On March 3, The Constitution Project, on behalf of its National Right to Counsel Committee, submitted an amicus brief to the U.S. Supreme Court in support of the petitioner’s application for certiorari in the case of Ifenatuora v. United States.
The petitioner, Cals C. Ifenatuora, is a lawful permanent U.S. resident from Nigeria. In Nigeria, Mr. Ifenatuora and his family suffered extensive persecution by the government where his father, mother, brothers and uncle were all hanged or shot by the Nigerian government. Mr. Ifenatuora immigrated to the United States in 1982 and he and his wife have three children, all of whom are U.S. citizens. In 1992, Mr. Ifenatuora was convicted of mail fraud in Maryland (the “Maryland Conviction”). His counsel advised him to plead guilty, but failed to advise him of the immigration consequences of his plea. DHS detained Mr. Ifenatuora since 2009 in its effort to seek deportation of him back to Nigeria due to his conviction. In 2010, Mr. Ifenatuora filed a writ to challenge his underlying Maryland conviction, arguing that he received ineffective assistance of counsel because he was not advised of immigration consequences under Padilla v. Kentucky.

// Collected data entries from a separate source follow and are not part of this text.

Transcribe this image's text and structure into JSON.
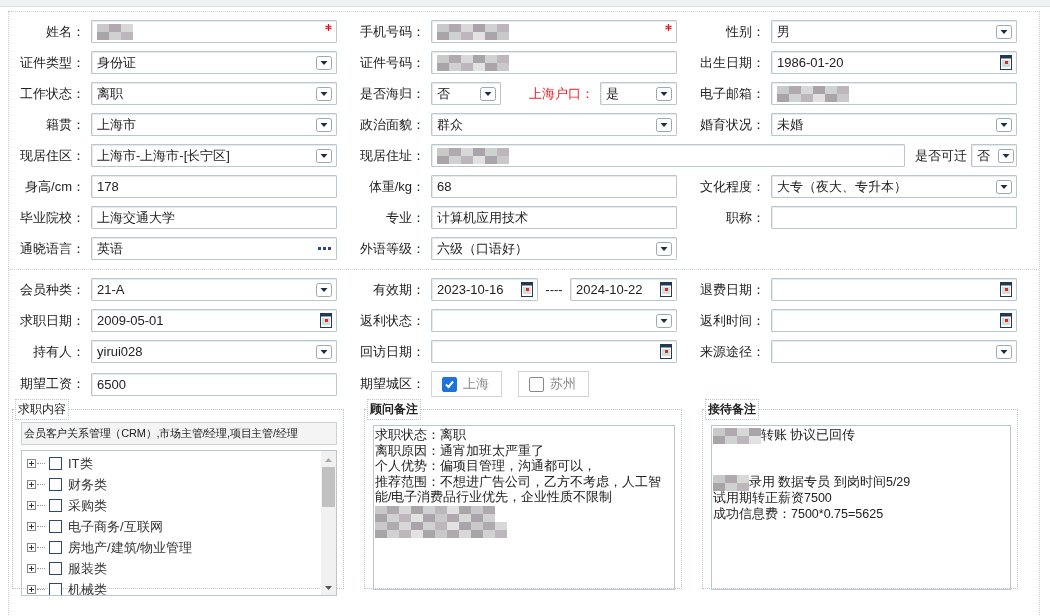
{
  "basic_rows": [
    [
      {
        "label": "姓名：",
        "kind": "text",
        "required": true,
        "redacted": true
      },
      {
        "label": "手机号码：",
        "kind": "text",
        "required": true,
        "redacted": true
      },
      {
        "label": "性别：",
        "kind": "select",
        "value": "男"
      }
    ],
    [
      {
        "label": "证件类型：",
        "kind": "select",
        "value": "身份证"
      },
      {
        "label": "证件号码：",
        "kind": "text",
        "required": false,
        "redacted": true
      },
      {
        "label": "出生日期：",
        "kind": "date",
        "value": "1986-01-20"
      }
    ],
    [
      {
        "label": "工作状态：",
        "kind": "select",
        "value": "离职"
      },
      {
        "label": "是否海归：",
        "kind": "select",
        "value": "否",
        "extra": {
          "label": "上海户口：",
          "highlighted": true,
          "value": "是"
        }
      },
      {
        "label": "电子邮箱：",
        "kind": "text",
        "required": false,
        "redacted": true
      }
    ],
    [
      {
        "label": "籍贯：",
        "kind": "select",
        "value": "上海市"
      },
      {
        "label": "政治面貌：",
        "kind": "select",
        "value": "群众"
      },
      {
        "label": "婚育状况：",
        "kind": "select",
        "value": "未婚"
      }
    ],
    [
      {
        "label": "现居住区：",
        "kind": "select",
        "value": "上海市-上海市-[长宁区]"
      },
      {
        "label": "现居住址：",
        "kind": "text",
        "wide": true,
        "required": false,
        "redacted": true,
        "extra": {
          "label": "是否可迁",
          "highlighted": false,
          "value": "否"
        }
      }
    ],
    [
      {
        "label": "身高/cm：",
        "kind": "text",
        "value": "178",
        "required": false,
        "redacted": false
      },
      {
        "label": "体重/kg：",
        "kind": "text",
        "value": "68",
        "required": false,
        "redacted": false
      },
      {
        "label": "文化程度：",
        "kind": "select",
        "value": "大专（夜大、专升本）"
      }
    ],
    [
      {
        "label": "毕业院校：",
        "kind": "text",
        "value": "上海交通大学",
        "required": false,
        "redacted": false
      },
      {
        "label": "专业：",
        "kind": "text",
        "value": "计算机应用技术",
        "required": false,
        "redacted": false
      },
      {
        "label": "职称：",
        "kind": "text",
        "required": false,
        "redacted": false
      }
    ],
    [
      {
        "label": "通晓语言：",
        "kind": "lookup",
        "value": "英语"
      },
      {
        "label": "外语等级：",
        "kind": "select",
        "value": "六级（口语好）"
      }
    ]
  ],
  "membership_rows": [
    [
      {
        "label": "会员种类：",
        "kind": "select",
        "value": "21-A"
      },
      {
        "label": "有效期：",
        "kind": "date_range",
        "from": "2023-10-16",
        "separator": "----",
        "to": "2024-10-22"
      },
      {
        "label": "退费日期：",
        "kind": "date"
      }
    ],
    [
      {
        "label": "求职日期：",
        "kind": "date",
        "value": "2009-05-01"
      },
      {
        "label": "返利状态：",
        "kind": "select"
      },
      {
        "label": "返利时间：",
        "kind": "date"
      }
    ],
    [
      {
        "label": "持有人：",
        "kind": "select",
        "value": "yirui028"
      },
      {
        "label": "回访日期：",
        "kind": "date"
      },
      {
        "label": "来源途径：",
        "kind": "select"
      }
    ],
    [
      {
        "label": "期望工资：",
        "kind": "text",
        "value": "6500",
        "required": false,
        "redacted": false
      },
      {
        "label": "期望城区：",
        "kind": "checkboxes",
        "options": [
          {
            "label": "上海",
            "checked": true
          },
          {
            "label": "苏州",
            "checked": false
          }
        ]
      }
    ]
  ],
  "job_panel": {
    "title": "求职内容",
    "selected_text": "会员客户关系管理（CRM）,市场主管/经理,项目主管/经理",
    "categories": [
      {
        "label": "IT类",
        "checked": false,
        "expanded": false
      },
      {
        "label": "财务类",
        "checked": false,
        "expanded": false
      },
      {
        "label": "采购类",
        "checked": false,
        "expanded": false
      },
      {
        "label": "电子商务/互联网",
        "checked": false,
        "expanded": false
      },
      {
        "label": "房地产/建筑/物业管理",
        "checked": false,
        "expanded": false
      },
      {
        "label": "服装类",
        "checked": false,
        "expanded": false
      },
      {
        "label": "机械类",
        "checked": false,
        "expanded": false
      }
    ]
  },
  "note_panels": [
    {
      "title": "顾问备注",
      "lines": [
        {
          "kind": "text",
          "text": "求职状态：离职",
          "redacted": false
        },
        {
          "kind": "text",
          "text": "离职原因：通宵加班太严重了",
          "redacted": false
        },
        {
          "kind": "text",
          "text": "个人优势：偏项目管理，沟通都可以，",
          "redacted": false
        },
        {
          "kind": "text",
          "text": "推荐范围：不想进广告公司，乙方不考虑，人工智能/电子消费品行业优先，企业性质不限制",
          "redacted": false
        },
        {
          "kind": "masked",
          "redacted": true
        },
        {
          "kind": "masked",
          "redacted": true
        }
      ]
    },
    {
      "title": "接待备注",
      "lines": [
        {
          "kind": "text",
          "text": "转账 协议已回传",
          "redacted": true
        },
        {
          "kind": "gap"
        },
        {
          "kind": "gap"
        },
        {
          "kind": "text",
          "text": "录用 数据专员 到岗时间5/29",
          "redacted": true
        },
        {
          "kind": "text",
          "text": "试用期转正薪资7500",
          "redacted": false
        },
        {
          "kind": "text",
          "text": "成功信息费：7500*0.75=5625",
          "redacted": false
        }
      ]
    }
  ]
}
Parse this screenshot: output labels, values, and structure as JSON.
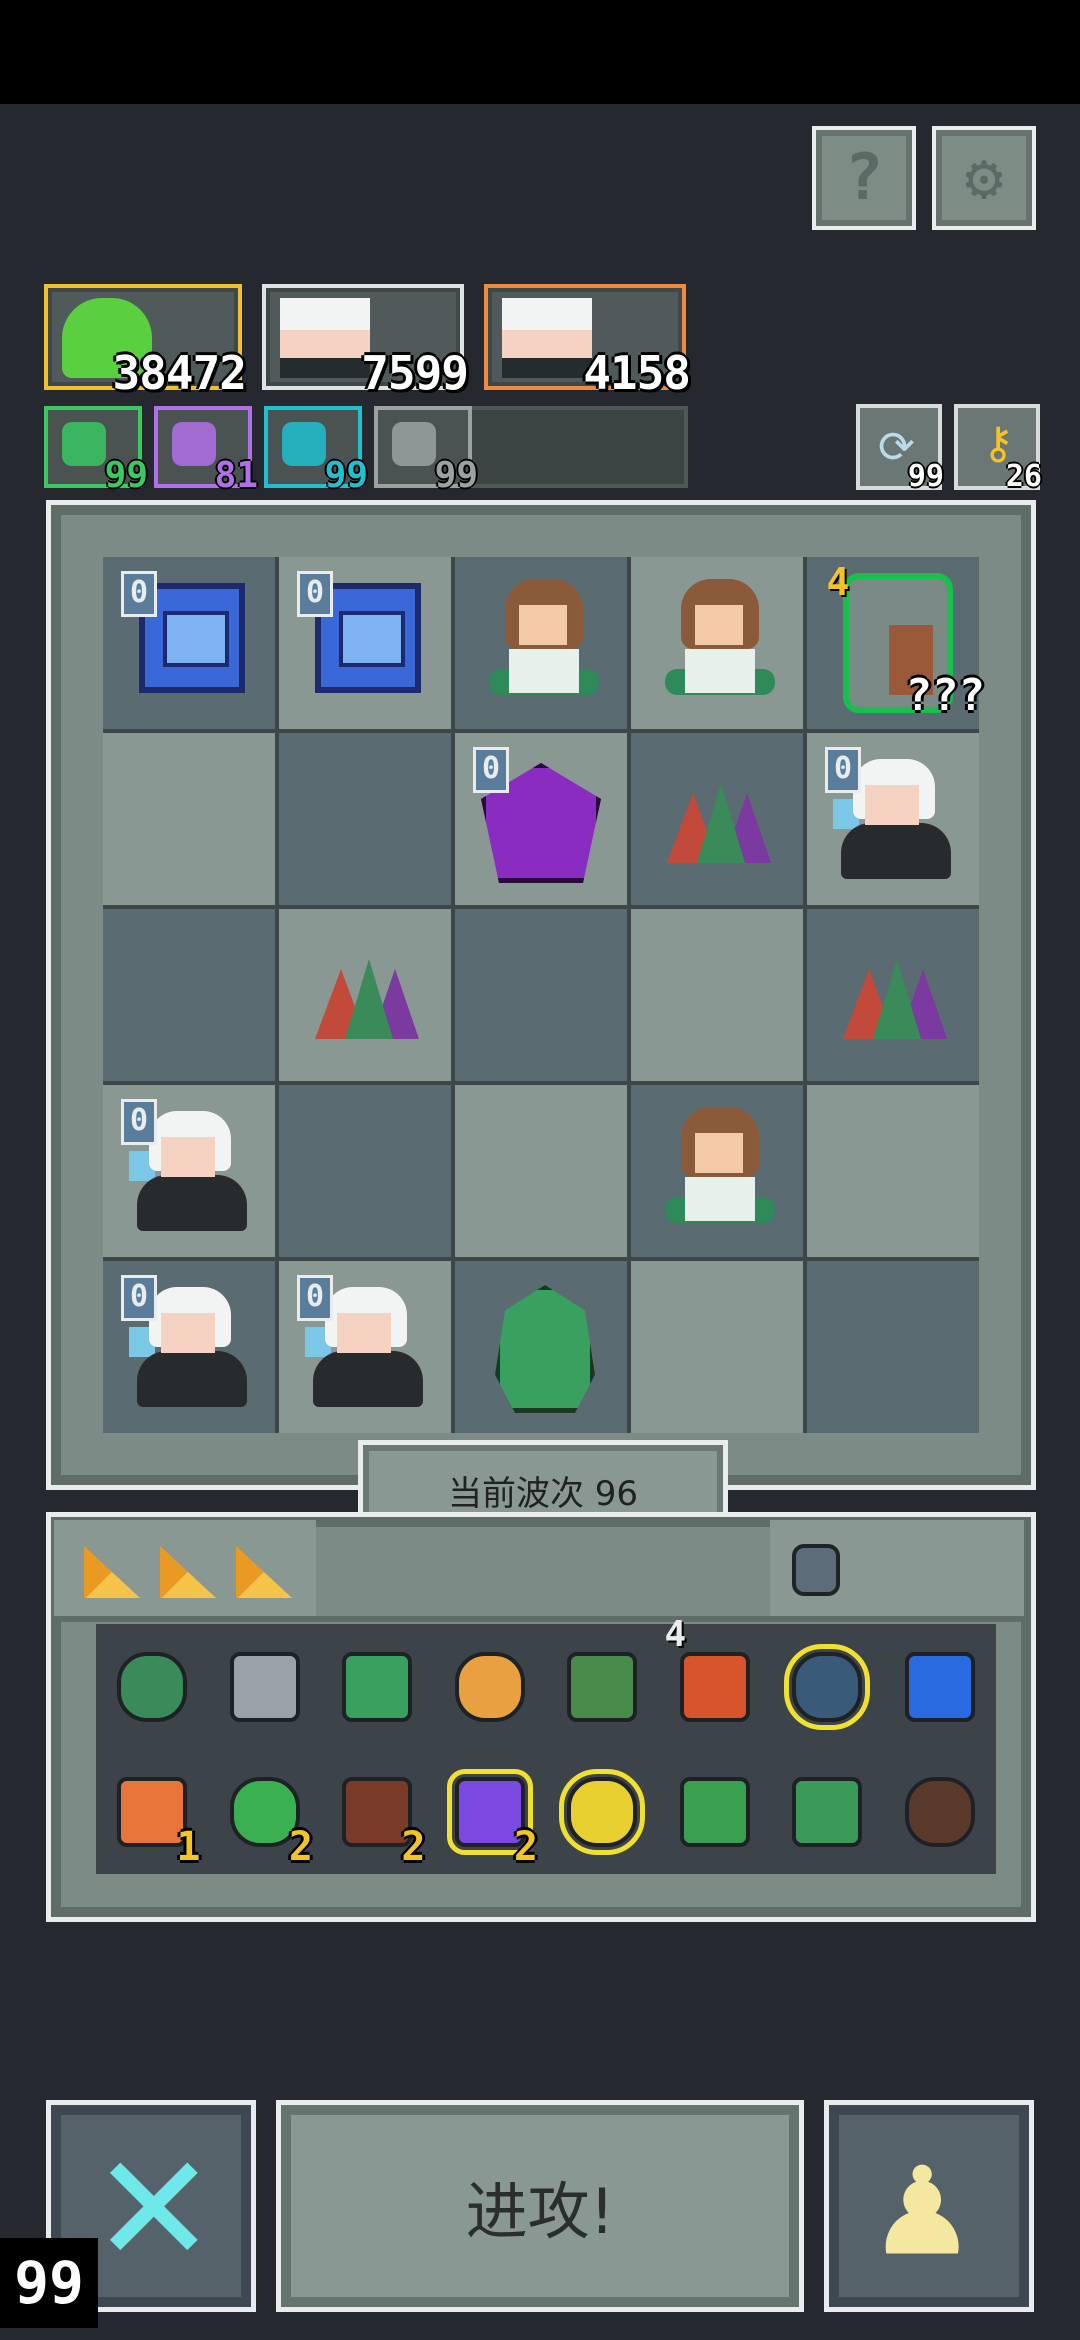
{
  "resources": [
    {
      "name": "slime",
      "value": "38472",
      "border": "#f0c030"
    },
    {
      "name": "witch-a",
      "value": "7599",
      "border": "#dce4e4"
    },
    {
      "name": "witch-b",
      "value": "4158",
      "border": "#f08a40"
    }
  ],
  "stats": [
    {
      "icon": "seed-icon",
      "value": "99",
      "color": "#3ac860"
    },
    {
      "icon": "lightning-icon",
      "value": "81",
      "color": "#b070e8"
    },
    {
      "icon": "spiral-icon",
      "value": "99",
      "color": "#20c0d0"
    },
    {
      "icon": "gun-icon",
      "value": "99",
      "color": "#9aa2a2"
    }
  ],
  "corner": {
    "refresh": "99",
    "key": "26"
  },
  "header_buttons": {
    "help": "?",
    "settings": "⚙"
  },
  "board": {
    "cells": [
      {
        "unit": "chest",
        "level": "0",
        "tone": "d"
      },
      {
        "unit": "chest",
        "level": "0",
        "tone": "l"
      },
      {
        "unit": "girl",
        "level": "",
        "tone": "d"
      },
      {
        "unit": "girl",
        "level": "",
        "tone": "l"
      },
      {
        "unit": "armor",
        "level": "4",
        "tone": "d",
        "label": "???"
      },
      {
        "unit": "",
        "level": "",
        "tone": "l"
      },
      {
        "unit": "",
        "level": "",
        "tone": "d"
      },
      {
        "unit": "dragon",
        "level": "0",
        "tone": "l"
      },
      {
        "unit": "crystal",
        "level": "",
        "tone": "d"
      },
      {
        "unit": "witch",
        "level": "0",
        "tone": "l"
      },
      {
        "unit": "",
        "level": "",
        "tone": "d"
      },
      {
        "unit": "crystal",
        "level": "",
        "tone": "l"
      },
      {
        "unit": "",
        "level": "",
        "tone": "d"
      },
      {
        "unit": "",
        "level": "",
        "tone": "l"
      },
      {
        "unit": "crystal",
        "level": "",
        "tone": "d"
      },
      {
        "unit": "witch",
        "level": "0",
        "tone": "l"
      },
      {
        "unit": "",
        "level": "",
        "tone": "d"
      },
      {
        "unit": "",
        "level": "",
        "tone": "l"
      },
      {
        "unit": "girl",
        "level": "",
        "tone": "d"
      },
      {
        "unit": "",
        "level": "",
        "tone": "l"
      },
      {
        "unit": "witch",
        "level": "0",
        "tone": "d"
      },
      {
        "unit": "witch",
        "level": "0",
        "tone": "l"
      },
      {
        "unit": "knight",
        "level": "",
        "tone": "d"
      },
      {
        "unit": "",
        "level": "",
        "tone": "l"
      },
      {
        "unit": "",
        "level": "",
        "tone": "d"
      }
    ]
  },
  "wave": {
    "label": "当前波次 96"
  },
  "inventory": {
    "tabs": [
      "cheese-icon",
      "cheese-icon",
      "cheese-icon"
    ],
    "side_icon": "bag-icon",
    "items": [
      {
        "icon": "turtle-shell-icon",
        "color": "#3a8a5a",
        "count": "",
        "badge": ""
      },
      {
        "icon": "hammer-icon",
        "color": "#9aa2a8",
        "count": "",
        "badge": ""
      },
      {
        "icon": "potion-jar-icon",
        "color": "#3aa060",
        "count": "",
        "badge": ""
      },
      {
        "icon": "claw-icon",
        "color": "#e8a040",
        "count": "",
        "badge": ""
      },
      {
        "icon": "arrow-icon",
        "color": "#4a8a4a",
        "count": "",
        "badge": ""
      },
      {
        "icon": "scroll-icon",
        "color": "#d8542a",
        "count": "",
        "badge": "4"
      },
      {
        "icon": "spike-trap-icon",
        "color": "#3a5a7a",
        "count": "",
        "badge": "",
        "selected": true
      },
      {
        "icon": "water-drop-icon",
        "color": "#2a6ae0",
        "count": "",
        "badge": ""
      },
      {
        "icon": "axe-icon",
        "color": "#e8763a",
        "count": "1",
        "badge": ""
      },
      {
        "icon": "vine-icon",
        "color": "#3ab050",
        "count": "2",
        "badge": ""
      },
      {
        "icon": "stump-icon",
        "color": "#7a3a2a",
        "count": "2",
        "badge": ""
      },
      {
        "icon": "jar-icon",
        "color": "#7a4ae0",
        "count": "2",
        "badge": "",
        "selected": true
      },
      {
        "icon": "goblet-icon",
        "color": "#e8d030",
        "count": "",
        "badge": "",
        "selected": true
      },
      {
        "icon": "leaf-blade-icon",
        "color": "#3aa050",
        "count": "",
        "badge": ""
      },
      {
        "icon": "chest-mimic-icon",
        "color": "#3a9a5a",
        "count": "",
        "badge": ""
      },
      {
        "icon": "rock-crystal-icon",
        "color": "#5a3a2a",
        "count": "",
        "badge": ""
      }
    ]
  },
  "actions": {
    "attack": "进攻!",
    "counter": "99"
  }
}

TCP’s Ifenatuora brief raises two important questions relating to the Court’s post-Padilla jurisprudence. The first is that the non-retroactivity principle announced in Teague v. Lane should not apply to ineffective-assistance of counsel claims raised in a federal defendant’s first post-conviction challenge. The second is that the rule established in Padilla v. Kentucky—that the 6th Amendment requires counsel to inform his or her client of the immigration consequences of conviction—is a “watershed” rule of criminal procedure exempt from Teague. TCP’s brief explains that “[j]ust as Gideon revolutionized the way that the criminal justice system dealt with indigents, so too does Padilla revolutionize the way in which the system deals with aliens.” And for a foreign national such as Mr. Ifenatuora, the immigration consequences of conviction are often far more grave than those posed by the prospect of a criminal conviction.